Seperti jajaran Galaxy A yang lain, pada smartphone ini telah menggunakan bahan metal pada bagian frame. Menariknya lagi adalah, tidak hanya pada bagian depan yang menggunakan bahan kaca, pada bagian belakang Samsung Galaxy A7 2016 juga menggunakan bahan kaca. Bahkan kedua bagian ini dilapisi dengan pelindung Corning Gorilla Glass 4. Meski menambah kesan prestis pada smartpone ini, sayangnya penggunaan bahan kaca justru membuat licin saat digenggam, sehingga perlu ekstra hati-hati.

bodi-a7-2016-1

Untuk sisi belakangnya ini tidak rata karena sensor kamera utama Samsung Galaxy A7 2016 nampak sedikit menonjol. Tata letak tombol fisiknya juga pas, baik tombol power dan tombol volume. Mengusung desain uni bodi, smartphone ini memiliki dua tempat kartu SIM dengan ukuran micro SIM. Untungnya Samsung menyediakan dua tempat kartu SIM sehingga bila ingin menggunakan micro SD tidak perlu mengorbankan SIM kedua.

bodi-a7-2016-3

Pada bagian bawah depan, terdapat satu buah tombol fisik yang merupakan tombol untuk mengakses menu dan kembali ke layar utama. Selain itu juga, tombol ini juga menjadi satu dengan sensor pemindai sidik, seperti jajaran Samsung Galaxy S yang juga menerepkan sistem serupa.

bodi-a7-2016-2

Untuk tombol kapasitif Samsung juga mendesain dengan elegan karena juga menjadi satu lapisan dengan layar, yang berbahan kaca dan dilapisi pelindung Corning Gorilla Glass 4. Bila tombol kapasitif ini disentuh, maka akan memancarkan cahaya yang cukup terang karena terdapat LED backlit pada tombol kapasitif ini.

Layar

Urusuan layar seperti biasa Samsung telah menanamkan panel Super AMOLED pada jajaran smartphone mereka. Ya kita tahulah bagaimana warna yang dihasilkan oleh panel buatan Samsung ini. Pandangan pertama pada layar Galaxy A7 2016 ini membuat terpana dan serasa menggenggam smartphone premium karena nampak bezelless layaknya smartphone flagship dari Samsung. Dengan mengusung luas layar 5,5 inci, resolusi yang terdapat pada layar ini Full HD alias 1920×1080.

bodi-a7-2016-5

Seperti yang sudah dibahas pada bagian bodi, baik layar bagian depan maupun cover bagian belakang pada Samsung Galaxy A7 2016 telah dilapisi dengan pelindung Corning Gorilla Glass 4. Jadi tidak perlu khawatir bila tergores karena pelindung ini sudah dikenal akan keampuhannya. Selain itu juga dapat digunakan dibawah terik sinar matahari dengan mengatur tingkat kecerahan layarnya.

Antarmuka

Tidak asing lagi melihat antarmuka dari Samsung karena telah menggunakan TouchWiz UI. Sama seperti jajaran smartphone dari Samsung lainnya, kita bisa mengubah tema pada melalui aplikasi tema yang sudah tersedia. Pilihannya pun sangat beragam, bisa disesuaikan dengan selera, ada yang gratis maupun yang berbayar.

antarmuka-a7-2016-0

Tampilan untuk aplikasi bawaan seperti dialer dan perpesanan mengalami sedikit perubahan, namun tidak mengubah desain awal yang mirip dengan bawaan Google Android 5.1.1 Lollipop. Untuk papan ketik atau keyboard, Samsung menggunakan desain milik mereka sendiri, namun perbedaannya dengan papan ketik dari Google sangatlah sedikit.

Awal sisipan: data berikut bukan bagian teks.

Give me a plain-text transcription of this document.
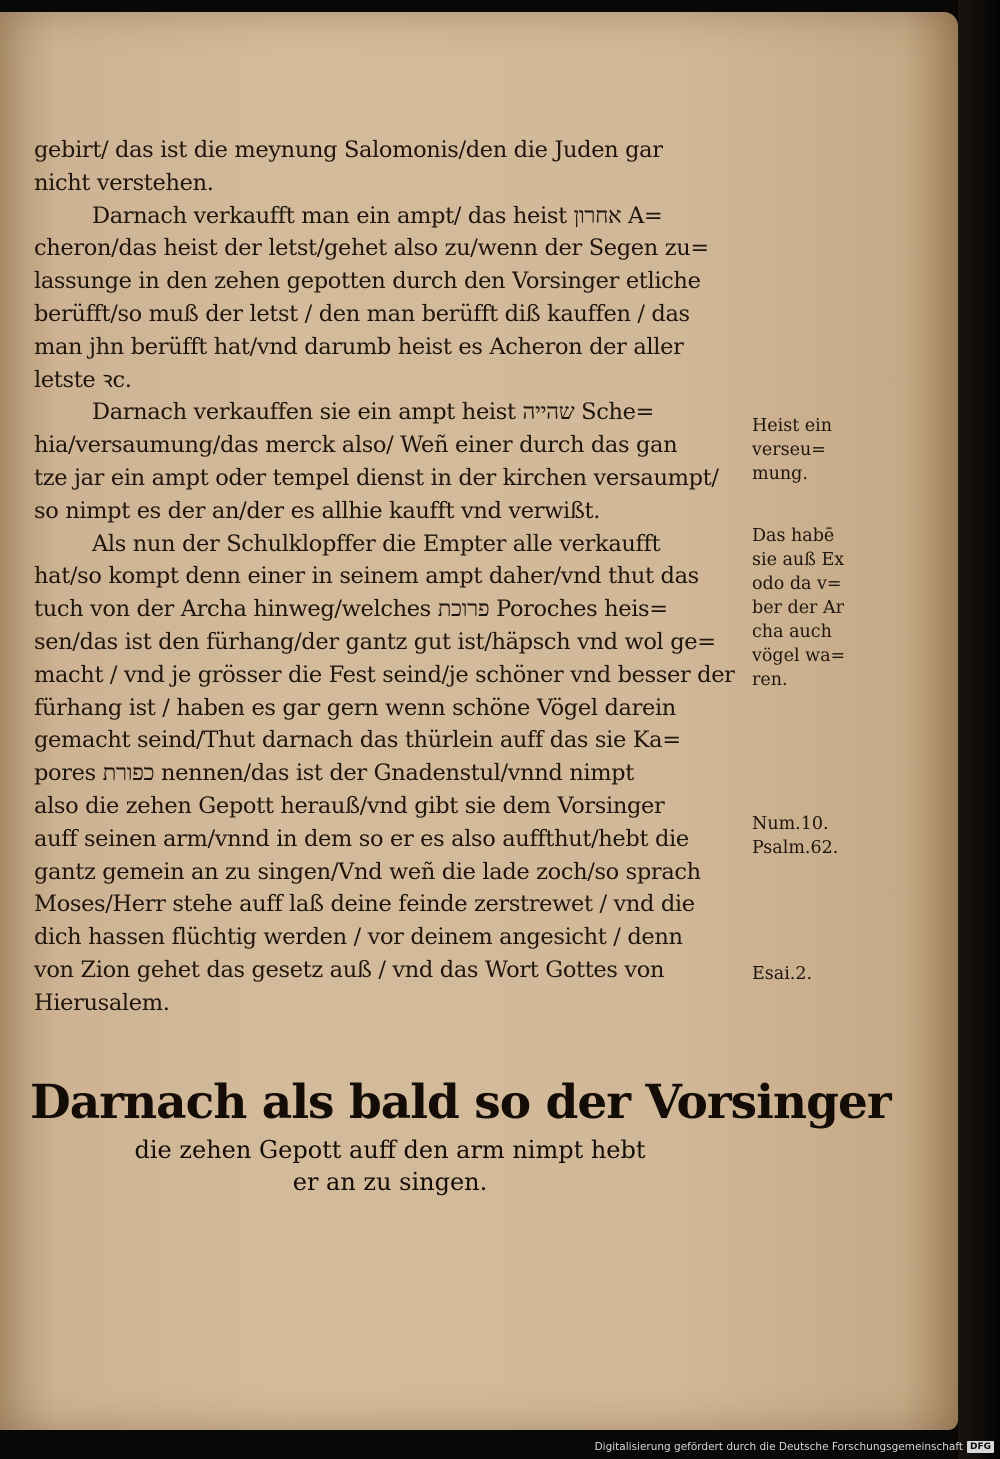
gebirt/ das ist die meynung Salomonis/den die Juden gar
nicht verstehen.
Darnach verkaufft man ein ampt/ das heist אחרון A=
cheron/das heist der letst/gehet also zu/wenn der Segen zu=
lassunge in den zehen gepotten durch den Vorsinger etliche
berüfft/so muß der letst / den man berüfft diß kauffen / das
man jhn berüfft hat/vnd darumb heist es Acheron der aller
letste ꝛc.
Darnach verkauffen sie ein ampt heist שהייה Sche=
hia/versaumung/das merck also/ Weñ einer durch das gan
tze jar ein ampt oder tempel dienst in der kirchen versaumpt/
so nimpt es der an/der es allhie kaufft vnd verwißt.
Als nun der Schulklopffer die Empter alle verkaufft
hat/so kompt denn einer in seinem ampt daher/vnd thut das
tuch von der Archa hinweg/welches פרוכת Poroches heis=
sen/das ist den fürhang/der gantz gut ist/häpsch vnd wol ge=
macht / vnd je grösser die Fest seind/je schöner vnd besser der
fürhang ist / haben es gar gern wenn schöne Vögel darein
gemacht seind/Thut darnach das thürlein auff das sie Ka=
pores כפורת nennen/das ist der Gnadenstul/vnnd nimpt
also die zehen Gepott herauß/vnd gibt sie dem Vorsinger
auff seinen arm/vnnd in dem so er es also auffthut/hebt die
gantz gemein an zu singen/Vnd weñ die lade zoch/so sprach
Moses/Herr stehe auff laß deine feinde zerstrewet / vnd die
dich hassen flüchtig werden / vor deinem angesicht / denn
von Zion gehet das gesetz auß / vnd das Wort Gottes von
Hierusalem.
Heist ein
verseu=
mung.
Das habē
sie auß Ex
odo da v=
ber der Ar
cha auch
vögel wa=
ren.
Num.10.
Psalm.62.
Esai.2.
Darnach als bald so der Vorsinger
die zehen Gepott auff den arm nimpt hebt
er an zu singen.
Digitalisierung gefördert durch die Deutsche Forschungsgemeinschaft DFG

screenshot_2016-08-10-14-42-25

Fitur

Samsung membekali konektivitas yang lengkap seperti salah satunya adalah NFC yang terdapat pada Galaxy A7 2016. Dengan adanya NFC, kita dapat mengirimkan konten kepada kerabat yang juga memiliki smartphone ber-NFC. Selain itu, dengan adanya NFC dapat digunakan untuk melakukan pembayaran, Samsung Pay. Metode ini untuk saat ini sudah tersedia di beberapa negara maju.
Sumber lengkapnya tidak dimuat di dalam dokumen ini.